🤖 AI Summary
Vision Mamba’s inference efficiency is hindered by fixed high-density token inputs; existing token pruning or merging methods often discard critical visual information and lack adaptability to image complexity. To address this, we propose CF-ViM—a Confidence-guided Fine-grained Vision Mamba framework—introducing the first confidence-based dynamic multi-scale inference mechanism. It begins with coarse-grained, large-block tokens for efficient global modeling, then adaptively triggers fine-grained recomputation only in low-confidence local regions, leveraging Vision Mamba’s sequential modeling capability for progressive “coarse-to-fine” refinement. Crucially, CF-ViM avoids explicit token compression, preserving full fine-grained representation fidelity while enabling complexity-aware allocation of computational resources. Evaluated on ImageNet, CF-ViM significantly outperforms the baseline Vision Mamba and state-of-the-art token reduction methods, achieving superior trade-offs between accuracy and inference efficiency.
📝 Abstract
Vision Mamba has emerged as a promising and efficient alternative to Vision Transformers, yet its efficiency remains fundamentally constrained by the number of input tokens.

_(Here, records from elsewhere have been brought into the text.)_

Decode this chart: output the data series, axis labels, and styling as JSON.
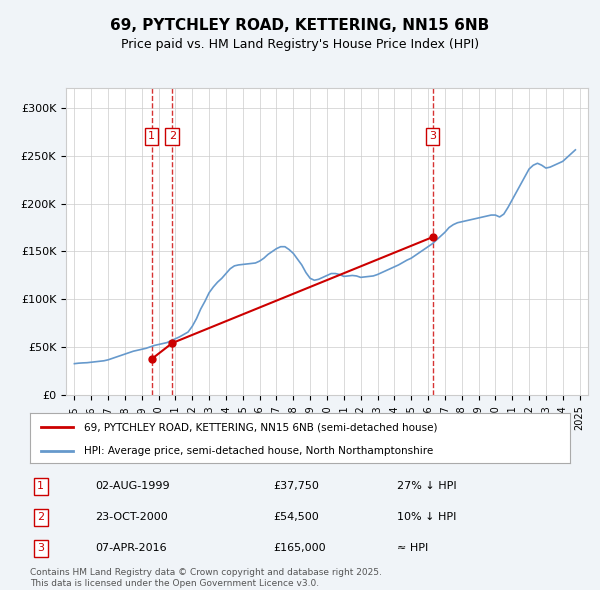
{
  "title": "69, PYTCHLEY ROAD, KETTERING, NN15 6NB",
  "subtitle": "Price paid vs. HM Land Registry's House Price Index (HPI)",
  "legend_line1": "69, PYTCHLEY ROAD, KETTERING, NN15 6NB (semi-detached house)",
  "legend_line2": "HPI: Average price, semi-detached house, North Northamptonshire",
  "footer1": "Contains HM Land Registry data © Crown copyright and database right 2025.",
  "footer2": "This data is licensed under the Open Government Licence v3.0.",
  "transactions": [
    {
      "label": "1",
      "date": "02-AUG-1999",
      "price": 37750,
      "note": "27% ↓ HPI",
      "year": 1999.58
    },
    {
      "label": "2",
      "date": "23-OCT-2000",
      "price": 54500,
      "note": "10% ↓ HPI",
      "year": 2000.81
    },
    {
      "label": "3",
      "date": "07-APR-2016",
      "price": 165000,
      "note": "≈ HPI",
      "year": 2016.27
    }
  ],
  "ylabel_ticks": [
    "£0",
    "£50K",
    "£100K",
    "£150K",
    "£200K",
    "£250K",
    "£300K"
  ],
  "ytick_values": [
    0,
    50000,
    100000,
    150000,
    200000,
    250000,
    300000
  ],
  "ylim": [
    0,
    320000
  ],
  "background_color": "#f0f4f8",
  "plot_bg": "#ffffff",
  "hpi_color": "#6699cc",
  "sale_color": "#cc0000",
  "vline_color": "#cc0000",
  "grid_color": "#cccccc",
  "hpi_data": {
    "years": [
      1995.0,
      1995.25,
      1995.5,
      1995.75,
      1996.0,
      1996.25,
      1996.5,
      1996.75,
      1997.0,
      1997.25,
      1997.5,
      1997.75,
      1998.0,
      1998.25,
      1998.5,
      1998.75,
      1999.0,
      1999.25,
      1999.5,
      1999.75,
      2000.0,
      2000.25,
      2000.5,
      2000.75,
      2001.0,
      2001.25,
      2001.5,
      2001.75,
      2002.0,
      2002.25,
      2002.5,
      2002.75,
      2003.0,
      2003.25,
      2003.5,
      2003.75,
      2004.0,
      2004.25,
      2004.5,
      2004.75,
      2005.0,
      2005.25,
      2005.5,
      2005.75,
      2006.0,
      2006.25,
      2006.5,
      2006.75,
      2007.0,
      2007.25,
      2007.5,
      2007.75,
      2008.0,
      2008.25,
      2008.5,
      2008.75,
      2009.0,
      2009.25,
      2009.5,
      2009.75,
      2010.0,
      2010.25,
      2010.5,
      2010.75,
      2011.0,
      2011.25,
      2011.5,
      2011.75,
      2012.0,
      2012.25,
      2012.5,
      2012.75,
      2013.0,
      2013.25,
      2013.5,
      2013.75,
      2014.0,
      2014.25,
      2014.5,
      2014.75,
      2015.0,
      2015.25,
      2015.5,
      2015.75,
      2016.0,
      2016.25,
      2016.5,
      2016.75,
      2017.0,
      2017.25,
      2017.5,
      2017.75,
      2018.0,
      2018.25,
      2018.5,
      2018.75,
      2019.0,
      2019.25,
      2019.5,
      2019.75,
      2020.0,
      2020.25,
      2020.5,
      2020.75,
      2021.0,
      2021.25,
      2021.5,
      2021.75,
      2022.0,
      2022.25,
      2022.5,
      2022.75,
      2023.0,
      2023.25,
      2023.5,
      2023.75,
      2024.0,
      2024.25,
      2024.5,
      2024.75
    ],
    "values": [
      33000,
      33500,
      33800,
      34000,
      34500,
      35000,
      35500,
      36000,
      37000,
      38500,
      40000,
      41500,
      43000,
      44500,
      46000,
      47000,
      48000,
      49000,
      50500,
      52000,
      53000,
      54000,
      55000,
      57000,
      59000,
      61000,
      63500,
      66000,
      72000,
      80000,
      90000,
      98000,
      107000,
      113000,
      118000,
      122000,
      127000,
      132000,
      135000,
      136000,
      136500,
      137000,
      137500,
      138000,
      140000,
      143000,
      147000,
      150000,
      153000,
      155000,
      155000,
      152000,
      148000,
      142000,
      136000,
      128000,
      122000,
      120000,
      121000,
      123000,
      125000,
      127000,
      127000,
      126000,
      124000,
      124500,
      125000,
      124500,
      123000,
      123500,
      124000,
      124500,
      126000,
      128000,
      130000,
      132000,
      134000,
      136000,
      138500,
      141000,
      143000,
      146000,
      149000,
      152000,
      155000,
      158000,
      162000,
      166000,
      170000,
      175000,
      178000,
      180000,
      181000,
      182000,
      183000,
      184000,
      185000,
      186000,
      187000,
      188000,
      188000,
      186000,
      189000,
      196000,
      204000,
      212000,
      220000,
      228000,
      236000,
      240000,
      242000,
      240000,
      237000,
      238000,
      240000,
      242000,
      244000,
      248000,
      252000,
      256000
    ]
  },
  "sale_data": {
    "years": [
      1999.58,
      2000.81,
      2016.27
    ],
    "values": [
      37750,
      54500,
      165000
    ]
  }
}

Existing token reduction approaches typically adopt token pruning or merging to reduce computation. However, they inherently lead to information loss, as they discard or compress token representations. This problem is exacerbated when applied uniformly to fine-grained token representations across all images, regardless of visual complexity. We observe that not all inputs require fine-grained processing. Simple images can be effectively handled at coarse resolution, while only complex ones may warrant refinement. Based on this insight, we propose extit{Coarse-to-Fine Vision Mamba (CF-ViM)}, an adaptive framework for efficient inference. CF-ViM first performs coarse-grained inference by dividing the input image into large patches, significantly reducing the token length and computation. When the model's prediction confidence is low, selected regions are re-processed at a finer resolution to recover critical visual details with minimal additional cost. This dynamic resolution assignment strategy allows CF-ViM to allocate computation adaptively according to image complexity, ensuring efficient processing without compromising essential visual information. Experiments on ImageNet demonstrate that CF-ViM outperforms both the baseline Vision Mamba and state-of-the-art token reduction techniques in terms of accuracy and efficiency.